Here are the slides.
Belatedly, OSCON was great. Meeting the Joyent crew and many of the people involved in OpenSolaris was a real pleasure. The unofficial highlight of the conference was the Sun sponsored OpenSolaris party. Held in the parking garage of the Doubletree Hotel, it was very, very well attended. (Thanks to Jeff Kubina for his excellent photographic record). Generally regarded as the best bash of the conference. Many thanks to Sara Dornsife for making it all happen. The party would have stopped hours earlier without her diligent oversight. The OpenSolaris Advocacy folks don’t often get enough recognition — Sara, you did great! (Well, except for that whole Hoffman table tennis thing).
After my presentation I was taken to task by Val Henson, a former Sun employee that worked on ZFS. She thought that:
- I didn’t explain the ZIL well enough — I came across with it seeming like journaling
- My repeated condemnation of using mdb to set vq_max_pending was unwarranted
The ZFS Intent Log maintains a record of system calls that modify a ZFS filesystem plus enough information to recreate those modifications. Records in the ZIL are discarded in a number of circumstances:
- a DMU transaction group completes and is committed to stable storage
- a write flagged O_DSYNC completes
- an fsync() call is completed
- a ZFS filesystem is successfully unmounted
Basically, any completion-to-disk cycle whether by explicit synchronous request or through the normal persistence of writes to disk causes the ZIL to be flushed. When a system reboots, the ZIL is examined to see if there are any records in it. The presence of records in the ZIL is evidence that the system crashed before committing all of its outstanding writes to stable storage.
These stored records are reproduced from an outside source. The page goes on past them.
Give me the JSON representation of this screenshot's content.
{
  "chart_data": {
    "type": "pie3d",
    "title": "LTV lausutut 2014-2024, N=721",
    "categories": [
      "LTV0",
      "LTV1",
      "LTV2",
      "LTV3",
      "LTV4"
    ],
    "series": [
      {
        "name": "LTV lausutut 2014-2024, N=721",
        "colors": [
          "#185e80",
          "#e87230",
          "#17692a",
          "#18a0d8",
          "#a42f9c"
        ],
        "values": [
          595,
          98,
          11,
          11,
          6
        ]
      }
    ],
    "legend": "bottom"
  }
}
The records are replayed, ensuring that the actual on-disk data is consistent with what it should be; the ZIL is flushed, and the filesystem is mounted. More details on how this actually happens can be found in the source code. It’s obvious that the ZIL is only going to contain, in all but the most pathological cases, a few seconds worth of transaction data.
vq_max_pending is a field in the vdev_vqueue structure in ZFS. It is also the reason I maintain that ZFS isn’t ideal for deployment on large storage arrays. vq_max_pending — which has a default value of 35 — is the maximum number of IOPs allowed to be queued up against a single leaf vdev. In the case of a leaf vdev being a single spindle, this is an excellent number. In the case of a leaf vdev being a LUN composed of, oh, 40 15K FC disks, this limit is more than a bit low.
It is possible to change the value. (Follow the link. Really. Imagine doing that on 50 servers that each have a few hundred root vdevs. Imagine doing it again every time you add a few LUNs to a server). The iterative testing required to determine an appropriate value isn’t something that I want to schedule time for whenever I make changes to a server’s storage layout. I also don’t want to have to worry about hand-tuning for optimal performance in every use case. It’s one thing when I’m trying to squeeze out every last bps for one critical database. It’s another thing when I need to worry about individually hand-tuned parameters for every server.
Using mdb this way is conceptually similar to poking values into the Linux /proc filesystem. Except for the interface. Using /proc requires the use of echo. While the appropriate mdb twiddling can be scripted to run on boot, it really isn’t quite as simple as the /proc filesystem.
Hopefully this clears up everything that I didn’t explain well enough at OSCON. My slides are here for the taking, though they lack an enormous amount of context.